De notre correspondant à Los Angeles
Du neuf avec du vieux. Il a passé la campagne à répéter qu’une victoire de McCain signifierait quatre ans supplémentaires de Bush. Vu l’administration qu’il construit, Obama semble parti pour faire le 3e mandat de Bill Clinton. Est-ce vraiment la meilleure manière d’amener le changement promis?

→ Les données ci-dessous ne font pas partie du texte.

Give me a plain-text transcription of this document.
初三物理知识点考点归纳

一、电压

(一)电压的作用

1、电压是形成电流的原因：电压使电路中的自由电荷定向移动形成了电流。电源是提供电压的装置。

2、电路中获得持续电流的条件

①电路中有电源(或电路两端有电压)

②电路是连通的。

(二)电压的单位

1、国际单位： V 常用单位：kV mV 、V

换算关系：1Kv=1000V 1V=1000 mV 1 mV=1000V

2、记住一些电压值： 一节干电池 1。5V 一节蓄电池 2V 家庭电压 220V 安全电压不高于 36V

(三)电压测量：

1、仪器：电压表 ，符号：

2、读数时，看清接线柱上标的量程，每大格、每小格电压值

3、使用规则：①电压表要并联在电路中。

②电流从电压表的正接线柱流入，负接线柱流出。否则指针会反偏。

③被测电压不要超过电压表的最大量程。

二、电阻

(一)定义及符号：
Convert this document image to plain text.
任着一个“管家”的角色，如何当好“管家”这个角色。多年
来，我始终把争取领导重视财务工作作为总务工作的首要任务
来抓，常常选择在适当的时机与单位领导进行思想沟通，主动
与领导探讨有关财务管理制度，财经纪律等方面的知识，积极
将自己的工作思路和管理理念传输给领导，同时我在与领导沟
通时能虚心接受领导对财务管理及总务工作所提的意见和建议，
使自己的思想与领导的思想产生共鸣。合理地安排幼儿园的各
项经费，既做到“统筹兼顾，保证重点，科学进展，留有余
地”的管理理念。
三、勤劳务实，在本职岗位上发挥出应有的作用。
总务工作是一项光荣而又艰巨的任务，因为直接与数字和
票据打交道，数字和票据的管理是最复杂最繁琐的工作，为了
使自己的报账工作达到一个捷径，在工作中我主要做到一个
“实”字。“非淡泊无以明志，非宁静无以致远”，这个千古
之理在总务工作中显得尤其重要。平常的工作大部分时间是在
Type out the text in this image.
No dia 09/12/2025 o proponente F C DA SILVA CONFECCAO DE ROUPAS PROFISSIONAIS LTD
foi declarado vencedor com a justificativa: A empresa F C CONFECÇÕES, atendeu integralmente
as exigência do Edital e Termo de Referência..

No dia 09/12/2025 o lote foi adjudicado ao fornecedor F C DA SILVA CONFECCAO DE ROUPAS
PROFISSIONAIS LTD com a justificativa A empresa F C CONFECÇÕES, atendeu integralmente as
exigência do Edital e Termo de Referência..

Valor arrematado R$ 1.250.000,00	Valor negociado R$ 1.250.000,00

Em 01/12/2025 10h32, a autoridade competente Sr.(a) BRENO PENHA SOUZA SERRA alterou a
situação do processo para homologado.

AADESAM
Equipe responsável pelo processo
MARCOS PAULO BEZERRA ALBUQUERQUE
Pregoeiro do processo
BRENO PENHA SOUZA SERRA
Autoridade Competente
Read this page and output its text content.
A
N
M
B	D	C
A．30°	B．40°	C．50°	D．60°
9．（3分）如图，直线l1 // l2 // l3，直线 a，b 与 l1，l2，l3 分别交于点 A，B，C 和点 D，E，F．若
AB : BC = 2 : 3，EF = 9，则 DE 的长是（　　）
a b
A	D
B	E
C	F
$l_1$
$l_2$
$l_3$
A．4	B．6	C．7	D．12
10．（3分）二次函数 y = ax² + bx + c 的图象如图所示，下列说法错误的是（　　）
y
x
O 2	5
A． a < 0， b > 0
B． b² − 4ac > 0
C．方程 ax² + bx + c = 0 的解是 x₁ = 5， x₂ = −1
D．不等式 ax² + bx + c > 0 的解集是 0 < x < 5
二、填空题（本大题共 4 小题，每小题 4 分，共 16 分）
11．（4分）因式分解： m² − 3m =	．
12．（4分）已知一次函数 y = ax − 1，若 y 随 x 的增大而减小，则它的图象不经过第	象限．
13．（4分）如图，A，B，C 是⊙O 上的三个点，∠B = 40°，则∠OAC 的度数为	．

Le feuilleton Hillary Clinton continue. Un peu à contre-courant, le New York Times affirme que si elle est «flattée» qu’Obama lui ait proposé le poste de secrétaire d’Etat (équivalent du ministre des Affaires étrangères), elle n’est «pas sûre» de vouloir accepter. De son côté Bill, qui a vraiment envie de revenir à la Maison Blanche, jure qu’il est prêt à faire «tout ce qu’on lui dit» pour faciliter le processus. Même à renoncer à ses revenus en provenance de l’étranger (pour ses discours notamment) pour éviter tout conflit d’intérêts avec les activités diplomatiques de sa femme.
En charge du très important portefeuille de la Santé, on devrait retrouver Tom Daschle. Pas un ancien de l’administration Clinton à proprement parler, mais il avait étroitement travaillé à la réforme (avortée) du système de santé américain avec Hillary, alors First lady. Comme pour le choix d’Eric Holder comme Attorney General (ancien n°2 de la Justice sous Bill Clinton) mardi, rien d’officiel pour Daschle pour l’instant.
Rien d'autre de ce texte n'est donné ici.